Students on the Suburban Express ‘Page of Shame’ speak out
October 12, 2017
Transit company Suburban Express has a page on its website entitled “Page of Shame.” Personal information of certain customers is listed, including their name, email, phone number and address. Entries on the list date as early as 2009.
The web page says, “think of this as a review site, where we review what we consider to be bad customers.”
The “Page of Shame” is divided into three sections: “dishonored payments,” “fare cheaters,” and “banned,” with each division having infringed on a different policy of Suburban Express or having been found guilty of conduct of which the company disapproves.
According to the Chicago Tribune, in 2013, the company’s owner Dennis Toeppen filed over 120 lawsuits against students for various violations of his company’s policy. However, charges were later dropped.
Kevin Thompson, sophomore in Engineering, said he chose to take Suburban Express back to his home in the suburbs despite what he heard about the company.

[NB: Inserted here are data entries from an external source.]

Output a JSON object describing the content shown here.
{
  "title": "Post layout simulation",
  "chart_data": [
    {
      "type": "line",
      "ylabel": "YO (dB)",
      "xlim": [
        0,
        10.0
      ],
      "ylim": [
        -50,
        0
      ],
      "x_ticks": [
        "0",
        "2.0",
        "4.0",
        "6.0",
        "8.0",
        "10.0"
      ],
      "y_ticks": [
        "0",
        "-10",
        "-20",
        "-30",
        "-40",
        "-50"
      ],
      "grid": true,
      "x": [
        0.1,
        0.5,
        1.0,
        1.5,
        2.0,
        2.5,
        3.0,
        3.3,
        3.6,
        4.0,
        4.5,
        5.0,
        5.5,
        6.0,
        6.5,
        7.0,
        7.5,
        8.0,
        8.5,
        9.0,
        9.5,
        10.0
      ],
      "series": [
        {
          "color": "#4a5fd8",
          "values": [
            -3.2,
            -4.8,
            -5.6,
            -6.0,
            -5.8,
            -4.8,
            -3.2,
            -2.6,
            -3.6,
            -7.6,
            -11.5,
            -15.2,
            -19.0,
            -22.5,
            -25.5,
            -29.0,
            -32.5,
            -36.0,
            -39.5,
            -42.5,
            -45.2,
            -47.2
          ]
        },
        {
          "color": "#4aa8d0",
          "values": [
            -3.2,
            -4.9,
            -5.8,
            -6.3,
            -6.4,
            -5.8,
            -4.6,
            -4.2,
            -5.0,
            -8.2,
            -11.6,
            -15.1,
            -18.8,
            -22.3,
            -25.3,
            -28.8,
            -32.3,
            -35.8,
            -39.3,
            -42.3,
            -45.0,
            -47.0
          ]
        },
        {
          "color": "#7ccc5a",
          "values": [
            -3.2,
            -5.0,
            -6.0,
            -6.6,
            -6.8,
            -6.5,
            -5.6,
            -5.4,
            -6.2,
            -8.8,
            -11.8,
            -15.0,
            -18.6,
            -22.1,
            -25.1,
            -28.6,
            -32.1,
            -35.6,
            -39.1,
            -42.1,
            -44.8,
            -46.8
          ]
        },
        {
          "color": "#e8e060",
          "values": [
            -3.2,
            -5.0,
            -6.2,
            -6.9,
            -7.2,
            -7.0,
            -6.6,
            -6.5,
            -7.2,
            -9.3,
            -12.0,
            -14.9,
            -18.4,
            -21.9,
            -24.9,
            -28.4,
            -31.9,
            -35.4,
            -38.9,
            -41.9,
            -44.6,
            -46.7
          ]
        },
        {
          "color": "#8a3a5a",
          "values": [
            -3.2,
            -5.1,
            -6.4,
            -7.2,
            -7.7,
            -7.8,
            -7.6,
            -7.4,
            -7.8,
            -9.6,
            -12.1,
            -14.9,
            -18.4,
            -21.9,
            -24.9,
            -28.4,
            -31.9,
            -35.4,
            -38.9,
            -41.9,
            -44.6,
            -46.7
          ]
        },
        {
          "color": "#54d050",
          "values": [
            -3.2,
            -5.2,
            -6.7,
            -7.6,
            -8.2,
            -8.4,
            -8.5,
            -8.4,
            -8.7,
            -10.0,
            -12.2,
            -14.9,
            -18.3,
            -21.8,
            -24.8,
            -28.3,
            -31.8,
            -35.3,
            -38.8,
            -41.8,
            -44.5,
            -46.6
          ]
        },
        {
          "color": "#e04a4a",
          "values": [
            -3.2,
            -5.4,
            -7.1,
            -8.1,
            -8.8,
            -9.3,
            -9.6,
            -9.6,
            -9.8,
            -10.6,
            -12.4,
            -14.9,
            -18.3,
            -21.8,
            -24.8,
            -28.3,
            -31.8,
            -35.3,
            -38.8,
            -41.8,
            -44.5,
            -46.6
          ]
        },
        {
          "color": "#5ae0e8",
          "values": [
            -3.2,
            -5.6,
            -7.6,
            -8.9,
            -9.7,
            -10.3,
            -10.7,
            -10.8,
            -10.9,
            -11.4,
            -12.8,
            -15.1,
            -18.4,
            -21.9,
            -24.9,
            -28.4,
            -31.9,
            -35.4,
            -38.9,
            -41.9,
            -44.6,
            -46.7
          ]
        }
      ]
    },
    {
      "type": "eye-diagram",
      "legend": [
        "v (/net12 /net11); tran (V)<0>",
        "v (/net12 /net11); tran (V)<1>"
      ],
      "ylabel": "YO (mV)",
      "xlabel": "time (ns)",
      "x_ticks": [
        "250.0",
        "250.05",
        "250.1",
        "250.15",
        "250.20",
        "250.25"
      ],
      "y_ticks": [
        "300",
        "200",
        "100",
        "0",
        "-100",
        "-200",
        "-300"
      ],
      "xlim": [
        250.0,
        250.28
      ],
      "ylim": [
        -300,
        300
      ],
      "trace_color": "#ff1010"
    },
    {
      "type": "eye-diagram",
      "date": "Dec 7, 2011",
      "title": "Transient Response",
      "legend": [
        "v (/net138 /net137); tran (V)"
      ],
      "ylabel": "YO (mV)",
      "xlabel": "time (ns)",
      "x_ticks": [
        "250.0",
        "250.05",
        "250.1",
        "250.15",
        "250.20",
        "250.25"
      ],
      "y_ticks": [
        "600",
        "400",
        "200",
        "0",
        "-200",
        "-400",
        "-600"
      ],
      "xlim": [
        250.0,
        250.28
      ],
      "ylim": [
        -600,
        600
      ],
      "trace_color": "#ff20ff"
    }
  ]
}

“I knew that they had bad records and sued students and stuff. I didn’t think that I’d have a problem with it, so I just bought tickets anyway,” he said.
Thompson said he had no trouble on the bus ride to his home, but, as he was trying to board the bus to return to the University, he found he had bought a ticket for the next weekend.
Instead of saying that he could not ride, Thompson said that the overseers of the bus discussed the situation and decided to allow him to ride.
“They ended up saying we’re not going to kick you off, just don’t tell anyone we let you sit,” he said.
Despite being allowed to ride the bus, Thompson is now labeled a “fare cheater” by the company. A “fare cheater,” as described by the “Page of Shame,” is anyone who alters a ticket or “tries to cheat us by passing off a cheap ticket for an expensive ride.”
Mick Wright, senior in ACES, is listed under “dishonored payments” after an incident that happened his freshman year at the University.
Wright said he did not experience any difficulties the first time he rode with Suburban Express, but, as he tried to board the bus on his second trip, he was told that he was no longer able to use the company.
“As I’m walking away from the bus driver he says, ‘Wait, you have to get off this bus. You’re banned.’ And I’m like, ‘Wait, what?’,” Wright said.
In the process of buying the ticket for his first trip, Wright said he noticed he had clicked the wrong destination. He was not completely through the checkout process, so he said he went back to change the destination before paying for and printing out the correct ticket.
Wright said he found out his mother’s credit card was charged for two tickets, presumably the correct and incorrect tickets. His mother canceled the payment for the incorrect ticket, and this action is what Wright says caused him to be on the list.
All parties said they received a letter from Suburban Express a few weeks after their experience with the company.
In Wright’s case, he said he sent a letter of complaint to the company and received a reply two months later.
“I was not the most polite in my letter to them, but their letter was ridiculous. They addressed it calling me a ‘scumbag,’” he said. “They threatened to push criminal charges against me. It was really weird.”
Thompson said he received a letter that asked him to pay a fine.
“They sent a letter to my house in the suburbs saying that I had broken their rules and fined me $50. They said if I did not pay them they would sue me in Ford County,” he said.
Thompson said that he chose to pay the fine because he thought it would get his information off the website and did not want to risk legal involvement.
When a customer agrees to Suburban Express’s terms and conditions, they agree “that no refunds will be given for duplicate or incorrect reservations.” They also say that if the company refuses a customer’s future business they will receive no advance notice and the “driver will simply turn you away at the bus.”
Nowhere in Suburban Express’s terms and conditions does the customer forfeit their personal information to be posted on the company’s “Page of Shame” if they are found in violation of the company’s conditions.
Two attempts to reach Suburban Express did not result in a comment on the “Page of Shame.”
Faye Jones, University professor of law, said there are several things students can do if the company posts something “suggesting they are a financial deadbeat or that they engaged in any kind of bad conduct on the bus.”
One option she said is students could sue Toeppen for defamation. She said, in this case, it “may be in the per se category where actual damages do not have to be proven.”
They could also ask police to arrest him for a violation of Illinois’ harassment through electronic communication act.
Neither Wright nor Thompson ended up pursuing legal action against Suburban Express.
“For some random person to just buy a bus ticket, stumble on the page and see my name in a bad light, that doesn’t feel good,” Wright said.
Correction: An earlier version of this article inaccurately stated the number of times the reporter reached out for comment. It was two attempts, not several, and the attempts did not result in a comment. The Daily Illini regrets the error.